After six months without a social services contract for its anti-gang efforts, the city of Chattanooga is thinking about doing the work itself.
In his 2019 budget, Mayor Andy Berke is proposing to hire three "re-entry navigators" who would work with adults and children to get out or stay out of gangs.
How we got here
Berke’s focused deterrence program, the Violence Reduction Initiative, had decidedly mixed results after launching in 2014. The premise was to offer gang members a choice: Give up guns and violence and get education, job training and referrals and other aid, or stay in the life and become the focus of police attention.
The rate of gang shootings and violence finally started to fall in December, and police point to a number of factors affecting the city’s violent crime rate.
Sgt. Josh May, head of the police department’s new gun unit, said in May the reduction is the hard-won result of a full-court press on multiple fronts. That includes the March indictment of 54 Athens Park Bloods gang members, the first prosecution of a Chattanooga street gang under the state’s Racketeer Influenced and Corrupt Organization Act.
Meanwhile, the “carrot” of the carrot-and-stick approach fell into disarray early this year when the city council refused to vote on a $600,000, two-year contract with Father to the Fatherless [F2F].
The Berke administration said it wanted to add a focus on youth, and F2F already had a strong mentoring program in five schools where children are at risk.

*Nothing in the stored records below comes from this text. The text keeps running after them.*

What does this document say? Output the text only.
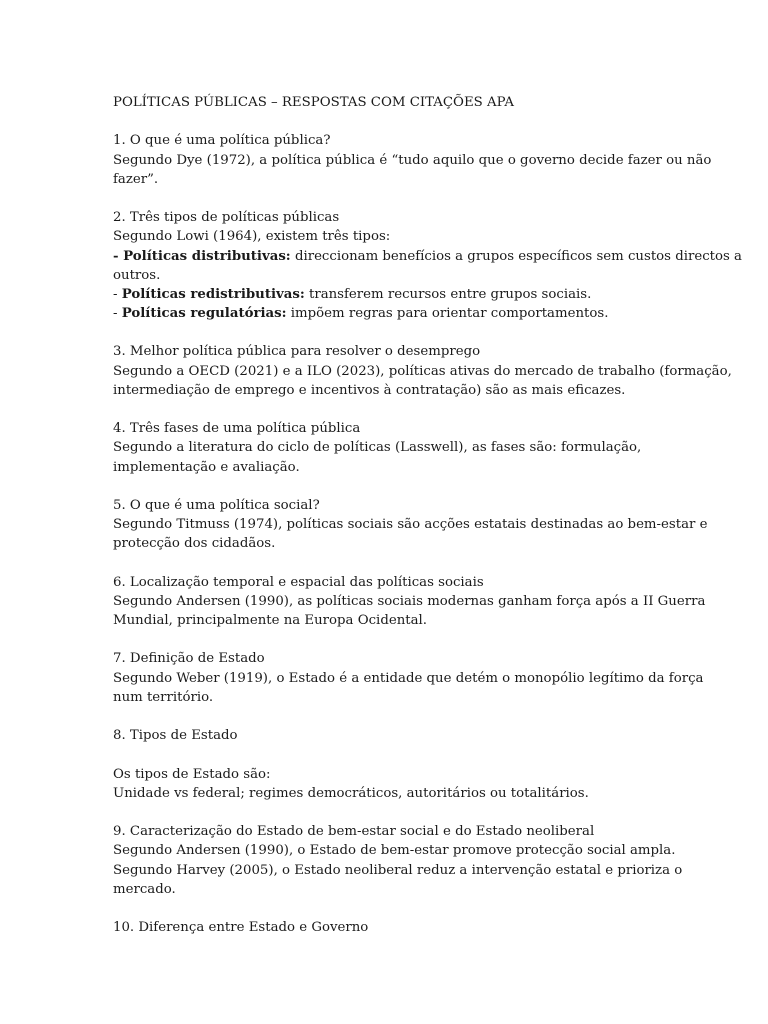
POLÍTICAS PÚBLICAS – RESPOSTAS COM CITAÇÕES APA
1. O que é uma política pública?
Segundo Dye (1972), a política pública é “tudo aquilo que o governo decide fazer ou não
fazer”.
2. Três tipos de políticas públicas
Segundo Lowi (1964), existem três tipos:
- Políticas distributivas: direccionam benefícios a grupos específicos sem custos directos a
outros.
- Políticas redistributivas: transferem recursos entre grupos sociais.
- Políticas regulatórias: impõem regras para orientar comportamentos.
3. Melhor política pública para resolver o desemprego
Segundo a OECD (2021) e a ILO (2023), políticas ativas do mercado de trabalho (formação,
intermediação de emprego e incentivos à contratação) são as mais eficazes.
4. Três fases de uma política pública
Segundo a literatura do ciclo de políticas (Lasswell), as fases são: formulação,
implementação e avaliação.
5. O que é uma política social?
Segundo Titmuss (1974), políticas sociais são acções estatais destinadas ao bem-estar e
protecção dos cidadãos.
6. Localização temporal e espacial das políticas sociais
Segundo Andersen (1990), as políticas sociais modernas ganham força após a II Guerra
Mundial, principalmente na Europa Ocidental.
7. Definição de Estado
Segundo Weber (1919), o Estado é a entidade que detém o monopólio legítimo da força
num território.
8. Tipos de Estado
Os tipos de Estado são:
Unidade vs federal; regimes democráticos, autoritários ou totalitários.
9. Caracterização do Estado de bem-estar social e do Estado neoliberal
Segundo Andersen (1990), o Estado de bem-estar promove protecção social ampla.
Segundo Harvey (2005), o Estado neoliberal reduz a intervenção estatal e prioriza o
mercado.
10. Diferença entre Estado e Governo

But the council balked, upset over what members said was inadequate information about the contract and the providers. The city has been without a social services contract since then, although F2F has said it continues its programs on a volunteer basis.
The three hires would work in the Department of Youth and Family Development, reflecting the Berke administration's desire to add prevention to its gang strategy, and they would partner with the police department and public safety office.
"Not only will re-entry navigators provide legitimacy to [the] focused deterrence message, they will also decrease violence by helping individuals involved in gang violence to become productive community members, ending a cycle of incarceration, crime and harm to the community," the budget request states.
Chattanooga City Council members heard a bit about the proposal last week and asked for more information before they vote on the budget later this month.
"I want a picture painted of what this program is going to look like, so we understand exactly what we're going to do for these kids and for the adults," Councilman Chip Henderson told Youth and Family Development Administrator Lurone "Coach" Jennings.
The initial plan for in-house services came from the Chattanooga Police Department, which sought $250,000 for three navigators to assist gang members referred by police or other law enforcement.
The navigators will perform intake and assessment, help the clients set goals and a plan, and work to connect them with services such as mental health, substance abuse treatment, education and training or other support. Confidential case management will be done through the city's secure system and the city's public safety coordinator will report regularly on the number of gang members referred for services, number and type of services provided and number of members who successfully complete a plan.
In the current budget, the plan has been placed in Youth and Family Development and its budget trimmed to $172,444 for fiscal 2019.
That will pay for two navigators who will work with adults and one for children.
"Is that going to be sufficient, or are we still going to be asked for money to contract with?" Councilwoman Carol Berz asked at last week's budget briefing.
City Chief Operating Officer Maura Sullivan said she thinks so, but the city will be watching how the program goes.
"We felt like, having those folks housed in the Office of Empowerment [an after-school program for the most troubled teens] and having those wraparound services already existing [in that office], we believe that this will position us for success," Sullivan said.
Henderson pressed for an exact definition of the navigators' roles.
"We can call them whatever we want to, I just want to know what they're doing," he said. "They are case managers for gang-involved individuals."
Neither Sullivan nor Public Safety Coordinator Troy Rogers were available to provide more information Friday.
Jennings said the youth navigators will roam the city but focus on Opportunity Zone schools, where most of the children live in poverty.
"That's the greatest need, in those schools," Jennings said. The department has its own education and literacy programs going in the Youth and Family Development centers, he said, and also partners with community organizations such as youth recreation to reach out to youngsters who need guidance and mentoring.
He also believes more case management will be available through a variety of service and mental health agencies who will treat youths referred by the program. Most of those children will be insured under the state's TennCare program, Jennings said.
Sullivan promised to pull together more information on the proposal and Berz set up a further briefing for Tuesday at 2 p.m. during the council's budget education session.